In this embodiment, the first magnet 32 may be in transition fit with the first receiving hole, so that the first magnet 32 may be stably mounted in the first receiving hole, thereby preventing the first magnet 32 from falling off during the rotation of the first fixing frame 31. Without limitation, the first magnet 32 and the first receiving hole may not be in transition fit, for example: the first magnet 32 and the first receiving hole may also be an interference fit or the first magnet 32 may also be adhered to the inner surface of the first receiving hole, which may be selected and arranged according to actual needs, and this is within the protection scope of the present disclosure.

In addition, the first magnet 32 may be a permanent magnet, and the use of the permanent magnet can improve the operation stability of the power generator and the service life of the power generator.
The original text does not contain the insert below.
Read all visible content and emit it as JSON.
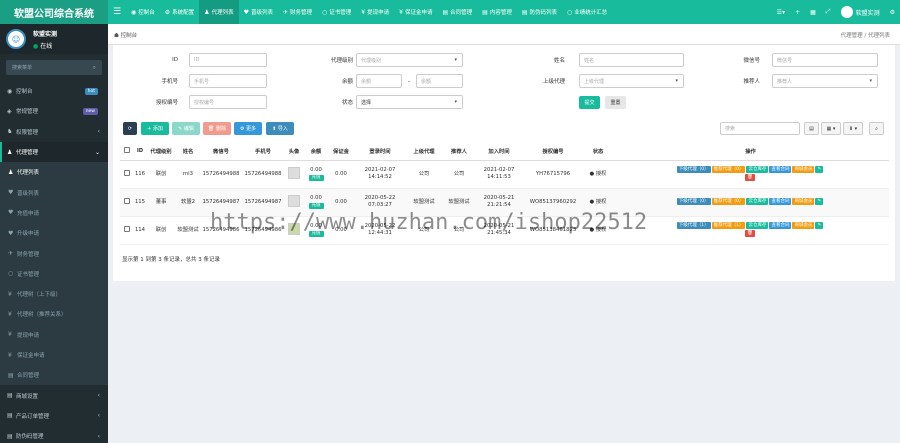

Without limitation, the first magnet 32 may be a common magnet or an electromagnet, and may be configured according to actual needs, which is within the scope of the present disclosure.
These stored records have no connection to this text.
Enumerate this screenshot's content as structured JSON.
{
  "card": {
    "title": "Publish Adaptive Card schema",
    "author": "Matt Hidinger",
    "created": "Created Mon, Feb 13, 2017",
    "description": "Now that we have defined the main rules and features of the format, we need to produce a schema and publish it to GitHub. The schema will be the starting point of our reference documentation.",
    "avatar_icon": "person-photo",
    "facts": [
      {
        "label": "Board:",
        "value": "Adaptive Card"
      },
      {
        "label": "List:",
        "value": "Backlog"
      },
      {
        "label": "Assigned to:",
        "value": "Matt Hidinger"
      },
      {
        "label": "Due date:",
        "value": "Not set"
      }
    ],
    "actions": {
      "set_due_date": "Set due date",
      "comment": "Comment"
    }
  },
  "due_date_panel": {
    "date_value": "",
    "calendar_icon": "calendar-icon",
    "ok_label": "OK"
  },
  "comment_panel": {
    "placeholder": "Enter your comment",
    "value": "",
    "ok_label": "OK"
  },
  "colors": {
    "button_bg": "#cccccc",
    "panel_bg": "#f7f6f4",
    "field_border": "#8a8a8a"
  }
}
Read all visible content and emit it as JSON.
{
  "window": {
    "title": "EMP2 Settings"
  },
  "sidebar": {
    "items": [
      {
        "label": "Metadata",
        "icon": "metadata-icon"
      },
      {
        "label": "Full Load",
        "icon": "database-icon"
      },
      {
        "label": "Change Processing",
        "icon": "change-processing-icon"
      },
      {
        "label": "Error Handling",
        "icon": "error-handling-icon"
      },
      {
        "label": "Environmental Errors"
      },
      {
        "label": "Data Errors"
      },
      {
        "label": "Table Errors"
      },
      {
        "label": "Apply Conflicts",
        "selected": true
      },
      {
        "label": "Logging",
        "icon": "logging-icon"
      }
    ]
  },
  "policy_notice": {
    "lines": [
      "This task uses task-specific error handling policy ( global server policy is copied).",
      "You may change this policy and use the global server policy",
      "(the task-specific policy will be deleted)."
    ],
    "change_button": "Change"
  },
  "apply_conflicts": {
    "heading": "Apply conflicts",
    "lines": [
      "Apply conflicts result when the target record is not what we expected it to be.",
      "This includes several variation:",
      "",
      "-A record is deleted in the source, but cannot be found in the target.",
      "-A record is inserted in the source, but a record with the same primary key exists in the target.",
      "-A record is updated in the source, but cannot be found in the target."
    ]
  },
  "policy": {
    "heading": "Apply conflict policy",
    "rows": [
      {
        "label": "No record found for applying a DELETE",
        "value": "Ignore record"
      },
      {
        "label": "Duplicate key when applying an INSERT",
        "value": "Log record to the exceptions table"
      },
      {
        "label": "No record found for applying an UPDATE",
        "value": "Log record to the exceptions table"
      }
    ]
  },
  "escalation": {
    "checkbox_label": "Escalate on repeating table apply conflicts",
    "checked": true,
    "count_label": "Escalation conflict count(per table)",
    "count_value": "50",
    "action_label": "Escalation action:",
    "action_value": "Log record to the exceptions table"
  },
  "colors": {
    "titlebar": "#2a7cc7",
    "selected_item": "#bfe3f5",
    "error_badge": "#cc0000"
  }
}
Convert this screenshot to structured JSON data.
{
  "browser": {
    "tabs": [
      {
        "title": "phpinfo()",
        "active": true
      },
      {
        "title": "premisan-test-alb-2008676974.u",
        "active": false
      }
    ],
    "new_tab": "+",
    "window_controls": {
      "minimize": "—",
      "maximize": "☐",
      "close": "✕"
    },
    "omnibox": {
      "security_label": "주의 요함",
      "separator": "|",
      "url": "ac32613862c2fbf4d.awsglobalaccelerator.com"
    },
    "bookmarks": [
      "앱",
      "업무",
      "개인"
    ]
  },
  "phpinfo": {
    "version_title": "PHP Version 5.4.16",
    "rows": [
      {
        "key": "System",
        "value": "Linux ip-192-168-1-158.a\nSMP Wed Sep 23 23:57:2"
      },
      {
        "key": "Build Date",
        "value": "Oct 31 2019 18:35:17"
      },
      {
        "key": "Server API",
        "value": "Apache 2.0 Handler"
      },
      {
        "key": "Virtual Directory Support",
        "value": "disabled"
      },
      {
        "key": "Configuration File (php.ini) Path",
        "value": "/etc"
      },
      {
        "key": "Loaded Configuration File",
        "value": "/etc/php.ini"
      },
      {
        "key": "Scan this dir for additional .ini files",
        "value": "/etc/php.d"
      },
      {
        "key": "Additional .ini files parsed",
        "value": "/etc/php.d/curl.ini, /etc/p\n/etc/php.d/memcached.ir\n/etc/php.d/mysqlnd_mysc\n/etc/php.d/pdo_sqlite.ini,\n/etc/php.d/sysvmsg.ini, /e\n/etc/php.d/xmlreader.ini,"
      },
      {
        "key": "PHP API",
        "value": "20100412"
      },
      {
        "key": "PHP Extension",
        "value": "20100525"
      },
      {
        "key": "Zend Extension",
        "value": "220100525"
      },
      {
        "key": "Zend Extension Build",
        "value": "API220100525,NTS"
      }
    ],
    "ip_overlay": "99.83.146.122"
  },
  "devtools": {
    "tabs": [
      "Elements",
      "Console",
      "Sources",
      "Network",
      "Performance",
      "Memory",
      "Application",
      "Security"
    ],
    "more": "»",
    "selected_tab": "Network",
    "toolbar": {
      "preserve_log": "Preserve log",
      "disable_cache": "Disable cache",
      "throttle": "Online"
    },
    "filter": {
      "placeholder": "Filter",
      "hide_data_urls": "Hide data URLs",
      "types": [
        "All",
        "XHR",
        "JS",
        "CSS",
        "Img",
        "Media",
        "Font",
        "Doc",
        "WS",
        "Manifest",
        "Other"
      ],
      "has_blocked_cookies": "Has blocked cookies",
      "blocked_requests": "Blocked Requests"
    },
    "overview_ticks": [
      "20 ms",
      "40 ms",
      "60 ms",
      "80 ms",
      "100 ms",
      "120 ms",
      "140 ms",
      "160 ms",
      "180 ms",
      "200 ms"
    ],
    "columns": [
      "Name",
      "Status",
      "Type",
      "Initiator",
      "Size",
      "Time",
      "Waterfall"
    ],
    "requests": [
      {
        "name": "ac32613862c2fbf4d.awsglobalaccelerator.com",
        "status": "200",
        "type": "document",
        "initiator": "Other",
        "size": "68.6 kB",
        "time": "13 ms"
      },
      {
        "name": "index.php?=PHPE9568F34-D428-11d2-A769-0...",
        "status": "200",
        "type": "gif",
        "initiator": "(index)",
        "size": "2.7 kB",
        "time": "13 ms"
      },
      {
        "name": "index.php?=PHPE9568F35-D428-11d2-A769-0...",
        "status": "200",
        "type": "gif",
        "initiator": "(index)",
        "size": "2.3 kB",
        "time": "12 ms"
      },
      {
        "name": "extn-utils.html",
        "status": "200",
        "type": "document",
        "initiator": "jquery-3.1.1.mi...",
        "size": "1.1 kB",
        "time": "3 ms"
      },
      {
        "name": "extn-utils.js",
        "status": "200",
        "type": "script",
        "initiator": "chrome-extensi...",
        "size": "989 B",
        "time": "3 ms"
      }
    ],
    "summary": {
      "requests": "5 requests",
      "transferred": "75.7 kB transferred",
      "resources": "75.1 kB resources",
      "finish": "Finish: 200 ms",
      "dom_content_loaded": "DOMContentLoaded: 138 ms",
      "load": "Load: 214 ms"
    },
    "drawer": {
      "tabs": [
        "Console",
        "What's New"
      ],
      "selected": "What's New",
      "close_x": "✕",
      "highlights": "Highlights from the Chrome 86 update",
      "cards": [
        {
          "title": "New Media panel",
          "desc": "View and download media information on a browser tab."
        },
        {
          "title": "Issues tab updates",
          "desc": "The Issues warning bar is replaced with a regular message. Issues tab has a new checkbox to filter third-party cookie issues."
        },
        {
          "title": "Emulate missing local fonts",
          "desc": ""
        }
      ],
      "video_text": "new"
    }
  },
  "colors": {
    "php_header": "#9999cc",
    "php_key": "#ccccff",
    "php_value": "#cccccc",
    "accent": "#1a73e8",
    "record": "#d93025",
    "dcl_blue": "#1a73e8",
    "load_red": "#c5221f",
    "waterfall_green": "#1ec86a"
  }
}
In the present embodiment, the first fixing frame 31 may be provided with a plurality of first receiving holes, and the plurality of first receiving holes may be uniformly distributed along the circumferential direction of the first fixing frame 31. For example, the number of the first receiving holes may be 6 to 10, but is not limited thereto, and the number of the first receiving holes may also be other numbers, and may be set according to actual needs, which is within the protection scope of the present disclosure.
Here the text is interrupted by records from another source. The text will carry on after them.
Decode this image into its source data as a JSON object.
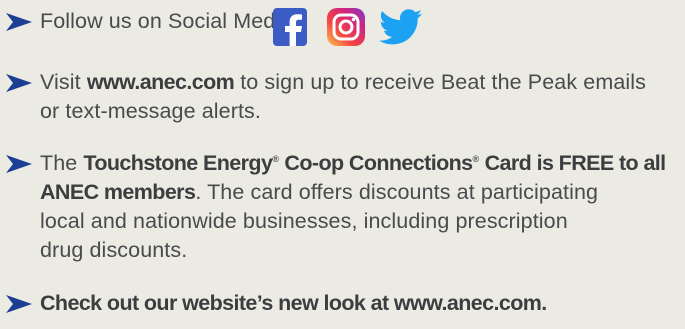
{
  "bullet1": {
    "text": "Follow us on Social Media:",
    "icons": [
      "facebook-icon",
      "instagram-icon",
      "twitter-icon"
    ],
    "colors": {
      "facebook": "#3b5cc4",
      "twitter": "#1da1f2",
      "arrow": "#1c3f94"
    }
  },
  "bullet2": {
    "pre": "Visit ",
    "link": "www.anec.com",
    "post": " to sign up to receive Beat the Peak emails",
    "line2": "or text-message alerts."
  },
  "bullet3": {
    "pre": "The ",
    "bold1": "Touchstone Energy",
    "reg1": "®",
    "bold2": " Co-op Connections",
    "reg2": "®",
    "bold3": " Card is FREE to all",
    "bold4": "ANEC members",
    "post4": ". The card offers discounts at participating",
    "line3": "local and nationwide businesses, including prescription",
    "line4": "drug discounts."
  },
  "bullet4": {
    "text": "Check out our website’s new look at www.anec.com."
  }
}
In one embodiment of the present disclosure, the power output portion 12 may include: and a power output shaft 121, and the vortex expander 1 can output power through the power output shaft 121. The first magnetic part 3 may further include: a first connecting shaft 33. The first connecting shaft 33 may have a first end and a second end, wherein the first end may be connected with the first fixing frame 31, the second end may extend in a direction close to the power take-off shaft 121, and the second end may be connected with the power take-off shaft 121. That is, therefore, the present disclosure can connect the power output shaft 121 and the first mount 31 through the first connecting shaft 33.

In this embodiment, the first end of the first connecting shaft 33 can be connected with the first fixing frame 31 through the connecting key 6, for example: the first end of the first connecting shaft 33 may be connected to the first fixing frame 31 by a round flat key. But not limited thereto, the first end of the second connecting shaft 43 is integrally formed with the first fixing frame 31, and can be selected and arranged according to actual needs, which is within the protection scope of the present disclosure.

In the present embodiment, one end of the power output shaft 121 near the first connecting shaft 33 may be provided with a connecting hole, which may extend in the first direction. The second end of the first connecting shaft 33 may be provided with a connecting post 331, and the connecting post 331 can be located in the connecting hole and tightly connected with the connecting hole.

The first magnetic part 3 may further include: a stopper 332. The stopper 332 may have a receiving groove, both the second end of the first connecting shaft 33 and the end of the power output shaft 121 close to the first connecting shaft 33 may be located in the receiving groove, a surface of the second end of the first connecting shaft 33 may be connected with an inner wall of the receiving groove, and a surface of the end of the power output shaft 121 close to the first connecting shaft 33 may be attached with the inner wall of the receiving groove. This disclosure can carry out further injectedly to the position of power output shaft 121 through setting up stopper 332 to can guarantee the axiality of power output shaft 121 and first connecting shaft 33, and then can make this power generation facility operation more steady.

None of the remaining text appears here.